Since its inception major changes have taken place in the practice of science and the definitions of the interface between science and society in India. Making use of the setbacks to socialism as a result of the fall of the USSR, the Imperialism managed to wrench itself free from its own crisis, and appeared to provide itself an air of invincibility through slogans of globalization, liberalization as well as structural adjustment programmes. Despite having its own quota of bubbles and crises and finally plunging into a prolonged recession, the myth of globalization of the supremacy of the market has still remained dominant, at least in India. This has resulted in a series of significant changes of importance to the functioning of the science of the movement. First, welfarism and support to public sector institutions have given way to open support to indigenous and foreign capital, brought in by strategies of infrastructural development, PPP, liberalization of all public sector enterprises and banks, and FDI in all spheres; second, promotion of transfer of technology and expertise by the MNCs resulting in the development of crony capitalism, and systematic downsizing and even destruction of indigenous efforts to develop science and technology; third, linking science and technology entirely to the capital a as an accessory to capital accumulation, thereby eliminating their social functions of alleviation of poverty, degradation and exploitation; fourth, promoting the growth of techno-fetishism that separates technology from its scientific basis and provides it with a mystique primarily related to its role in capital accumulation and thereby the enrichment of a section of population and the destitution of the majority; fifth, a clear down grading of the principles of scientific temper, once accepted as state policy and the growth of an atmosphere of permissiveness that allows for the growth of every form of obscurantism, chauvinism and religious fundamentalism, sixth, the resulting growth of obscurantist, antiscience movements and sensibilities that easily accommodate themselves into the ideological framework of the neo-liberal capital. Finally, the logic of capital itself succeeds in destroying the secular, democratic foundations attempted to be built in Independent India, replacing them with the concepts of identity and community, often paraded as’ plurality’.
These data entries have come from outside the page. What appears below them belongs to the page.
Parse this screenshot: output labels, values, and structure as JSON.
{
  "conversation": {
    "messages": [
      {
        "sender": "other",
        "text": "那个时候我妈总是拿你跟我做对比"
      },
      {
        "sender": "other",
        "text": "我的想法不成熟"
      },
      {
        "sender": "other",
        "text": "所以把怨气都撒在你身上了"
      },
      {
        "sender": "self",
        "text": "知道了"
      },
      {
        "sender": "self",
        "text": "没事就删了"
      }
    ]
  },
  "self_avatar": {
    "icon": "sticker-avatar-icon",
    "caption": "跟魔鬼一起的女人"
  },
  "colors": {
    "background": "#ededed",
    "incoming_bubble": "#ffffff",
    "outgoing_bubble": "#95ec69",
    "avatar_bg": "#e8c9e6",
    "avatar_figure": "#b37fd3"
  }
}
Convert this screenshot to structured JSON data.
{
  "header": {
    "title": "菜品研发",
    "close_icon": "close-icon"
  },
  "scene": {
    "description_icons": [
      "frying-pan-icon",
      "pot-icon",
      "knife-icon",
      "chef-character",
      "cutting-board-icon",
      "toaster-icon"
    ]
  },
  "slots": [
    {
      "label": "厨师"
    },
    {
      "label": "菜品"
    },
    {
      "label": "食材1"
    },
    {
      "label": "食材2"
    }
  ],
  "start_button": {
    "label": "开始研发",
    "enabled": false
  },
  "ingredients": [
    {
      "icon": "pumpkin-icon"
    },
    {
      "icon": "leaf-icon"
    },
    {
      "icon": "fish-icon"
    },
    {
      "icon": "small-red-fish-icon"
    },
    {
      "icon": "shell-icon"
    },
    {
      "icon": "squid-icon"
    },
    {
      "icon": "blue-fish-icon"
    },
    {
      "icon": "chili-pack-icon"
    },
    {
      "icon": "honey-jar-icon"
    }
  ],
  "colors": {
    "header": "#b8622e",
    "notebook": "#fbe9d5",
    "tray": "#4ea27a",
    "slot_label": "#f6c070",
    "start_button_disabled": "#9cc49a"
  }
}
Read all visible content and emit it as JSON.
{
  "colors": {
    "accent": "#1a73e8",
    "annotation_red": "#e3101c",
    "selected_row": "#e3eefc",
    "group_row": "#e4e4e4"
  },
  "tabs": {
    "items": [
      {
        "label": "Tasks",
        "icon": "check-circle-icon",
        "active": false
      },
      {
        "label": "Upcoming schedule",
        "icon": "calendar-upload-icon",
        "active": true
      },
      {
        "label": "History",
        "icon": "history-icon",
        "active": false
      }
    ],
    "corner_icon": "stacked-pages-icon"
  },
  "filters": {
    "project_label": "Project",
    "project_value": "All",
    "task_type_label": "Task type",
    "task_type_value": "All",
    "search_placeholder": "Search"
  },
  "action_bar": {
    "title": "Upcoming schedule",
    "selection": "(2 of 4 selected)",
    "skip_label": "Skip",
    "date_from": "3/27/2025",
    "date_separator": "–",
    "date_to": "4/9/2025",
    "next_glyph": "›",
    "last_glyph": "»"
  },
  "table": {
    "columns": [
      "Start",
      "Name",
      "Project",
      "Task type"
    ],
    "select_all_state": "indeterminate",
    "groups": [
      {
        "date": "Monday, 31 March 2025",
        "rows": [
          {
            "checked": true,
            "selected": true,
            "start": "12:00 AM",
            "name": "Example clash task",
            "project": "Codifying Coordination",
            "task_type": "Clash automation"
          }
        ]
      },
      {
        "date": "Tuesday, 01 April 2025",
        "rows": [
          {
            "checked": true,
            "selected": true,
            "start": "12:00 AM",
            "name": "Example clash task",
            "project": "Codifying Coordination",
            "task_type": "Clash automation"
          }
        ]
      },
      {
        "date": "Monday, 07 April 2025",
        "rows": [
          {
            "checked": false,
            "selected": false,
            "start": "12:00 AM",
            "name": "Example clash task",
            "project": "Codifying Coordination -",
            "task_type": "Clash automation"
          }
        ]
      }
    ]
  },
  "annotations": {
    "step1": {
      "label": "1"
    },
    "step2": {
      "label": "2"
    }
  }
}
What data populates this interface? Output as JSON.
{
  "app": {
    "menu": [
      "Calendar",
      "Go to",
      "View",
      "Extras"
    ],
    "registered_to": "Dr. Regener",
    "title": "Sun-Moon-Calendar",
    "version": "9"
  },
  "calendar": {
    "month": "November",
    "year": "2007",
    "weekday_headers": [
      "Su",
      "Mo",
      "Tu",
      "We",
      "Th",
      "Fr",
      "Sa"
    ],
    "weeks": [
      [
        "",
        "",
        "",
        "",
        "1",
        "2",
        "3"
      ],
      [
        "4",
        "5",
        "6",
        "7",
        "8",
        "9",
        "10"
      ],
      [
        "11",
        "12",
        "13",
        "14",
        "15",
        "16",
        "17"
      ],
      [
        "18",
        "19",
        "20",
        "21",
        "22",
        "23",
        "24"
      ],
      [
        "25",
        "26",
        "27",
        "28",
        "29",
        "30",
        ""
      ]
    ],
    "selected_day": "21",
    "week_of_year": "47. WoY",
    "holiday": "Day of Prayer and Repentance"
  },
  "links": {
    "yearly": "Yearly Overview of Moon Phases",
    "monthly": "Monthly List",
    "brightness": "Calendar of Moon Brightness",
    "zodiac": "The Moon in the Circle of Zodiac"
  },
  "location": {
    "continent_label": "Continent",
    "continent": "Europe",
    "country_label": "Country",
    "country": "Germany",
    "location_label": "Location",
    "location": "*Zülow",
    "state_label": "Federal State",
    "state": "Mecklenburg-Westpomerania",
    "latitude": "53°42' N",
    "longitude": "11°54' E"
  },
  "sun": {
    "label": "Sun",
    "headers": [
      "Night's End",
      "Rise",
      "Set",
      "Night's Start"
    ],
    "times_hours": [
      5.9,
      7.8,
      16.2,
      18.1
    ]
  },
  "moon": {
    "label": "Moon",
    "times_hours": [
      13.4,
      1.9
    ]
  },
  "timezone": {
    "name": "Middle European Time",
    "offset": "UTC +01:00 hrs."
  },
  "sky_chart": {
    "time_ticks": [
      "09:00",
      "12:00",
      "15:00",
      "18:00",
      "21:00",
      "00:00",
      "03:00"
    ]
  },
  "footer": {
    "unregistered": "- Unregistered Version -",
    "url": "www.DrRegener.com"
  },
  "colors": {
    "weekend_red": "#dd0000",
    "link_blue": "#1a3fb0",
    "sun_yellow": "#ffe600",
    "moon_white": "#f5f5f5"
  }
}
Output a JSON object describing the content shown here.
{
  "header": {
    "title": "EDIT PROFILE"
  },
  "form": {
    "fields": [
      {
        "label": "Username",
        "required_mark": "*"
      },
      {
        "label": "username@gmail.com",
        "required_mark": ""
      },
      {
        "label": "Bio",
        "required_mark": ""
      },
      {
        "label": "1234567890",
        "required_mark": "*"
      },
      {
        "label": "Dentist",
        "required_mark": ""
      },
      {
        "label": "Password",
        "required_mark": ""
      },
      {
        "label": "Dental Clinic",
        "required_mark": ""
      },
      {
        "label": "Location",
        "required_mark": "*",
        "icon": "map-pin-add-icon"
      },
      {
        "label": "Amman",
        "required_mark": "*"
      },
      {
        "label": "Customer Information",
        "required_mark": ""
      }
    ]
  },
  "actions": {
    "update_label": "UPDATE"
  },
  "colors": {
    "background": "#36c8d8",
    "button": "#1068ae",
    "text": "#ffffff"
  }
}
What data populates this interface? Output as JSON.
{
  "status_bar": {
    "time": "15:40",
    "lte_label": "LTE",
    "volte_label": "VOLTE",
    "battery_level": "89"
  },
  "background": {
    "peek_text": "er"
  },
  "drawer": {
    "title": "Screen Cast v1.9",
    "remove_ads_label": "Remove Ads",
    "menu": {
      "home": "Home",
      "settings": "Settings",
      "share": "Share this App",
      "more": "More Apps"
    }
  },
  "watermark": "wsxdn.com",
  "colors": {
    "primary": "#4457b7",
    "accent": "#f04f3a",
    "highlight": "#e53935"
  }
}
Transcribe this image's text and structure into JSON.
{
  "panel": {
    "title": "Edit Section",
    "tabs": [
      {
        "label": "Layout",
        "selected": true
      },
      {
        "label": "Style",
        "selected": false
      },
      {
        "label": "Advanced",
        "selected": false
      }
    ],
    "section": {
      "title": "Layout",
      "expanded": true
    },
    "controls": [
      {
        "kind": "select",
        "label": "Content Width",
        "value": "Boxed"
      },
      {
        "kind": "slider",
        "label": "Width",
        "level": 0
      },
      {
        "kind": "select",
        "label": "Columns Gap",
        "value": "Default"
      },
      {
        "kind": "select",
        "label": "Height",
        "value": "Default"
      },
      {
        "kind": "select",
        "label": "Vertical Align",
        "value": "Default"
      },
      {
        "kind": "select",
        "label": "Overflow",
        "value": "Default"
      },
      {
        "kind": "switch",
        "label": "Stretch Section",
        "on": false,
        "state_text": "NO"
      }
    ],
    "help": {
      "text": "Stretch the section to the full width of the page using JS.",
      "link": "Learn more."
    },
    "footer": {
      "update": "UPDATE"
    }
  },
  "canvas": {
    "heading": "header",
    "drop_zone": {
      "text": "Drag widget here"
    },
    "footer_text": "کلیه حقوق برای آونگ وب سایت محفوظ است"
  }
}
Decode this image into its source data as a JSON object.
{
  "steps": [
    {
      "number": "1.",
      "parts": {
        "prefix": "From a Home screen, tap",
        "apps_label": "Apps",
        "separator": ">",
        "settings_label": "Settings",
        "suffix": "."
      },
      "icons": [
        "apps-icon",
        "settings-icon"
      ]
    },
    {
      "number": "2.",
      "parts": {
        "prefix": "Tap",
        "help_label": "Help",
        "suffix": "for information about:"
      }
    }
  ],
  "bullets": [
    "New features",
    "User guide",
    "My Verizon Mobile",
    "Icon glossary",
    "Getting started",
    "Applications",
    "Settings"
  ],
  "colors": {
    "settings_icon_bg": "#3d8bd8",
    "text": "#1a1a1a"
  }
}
In order to confront these multiple challenges in the present context the AIPSN and the PSM in general will have to incorporate the following features.
1. Science popularization will continue to be central to the PSM. However, there appears to be a need to change its emphasis. Presently, all the science popularization campaigns have concentrated on the popularization of the basic scientific concepts and our positions on various issues such as education, health, technology, energy, environment and so on, which have either supplemented the official science education , or taken over some aspects of the State Programmes themselves, such as the BGVS. Efforts to put the scientific concepts into practice, that is, the develop People’s Science as common sense have been comparatively less. There is a need to instill conviction among the people that most of their productive activity in agriculture, craft or Industry in fact has a scientific basis, and it is science that has made possible the sustenance of their daily lives. This would include encouragement of the people’s efforts to develop new concepts and technologies to improve their productive output and their living conditions, by using and incorporating existing scientific results. The use of smokeless Chulhas to save energy, use of solid waste management techniques, methods rainwater conservation and purification are examples. Apart from this, there are innumerable techniques and methods used by people themselves as a part of their livelihood, and many of them could be developed as durable devices through scientific input. This means that science population campaigns should be combined with longer programmes that would involve the practice of science. At present organizations like KSSP are only using practical work to demonstrate science at the school level, but the possibility of conducting people’s workshops in specific areas should be explored.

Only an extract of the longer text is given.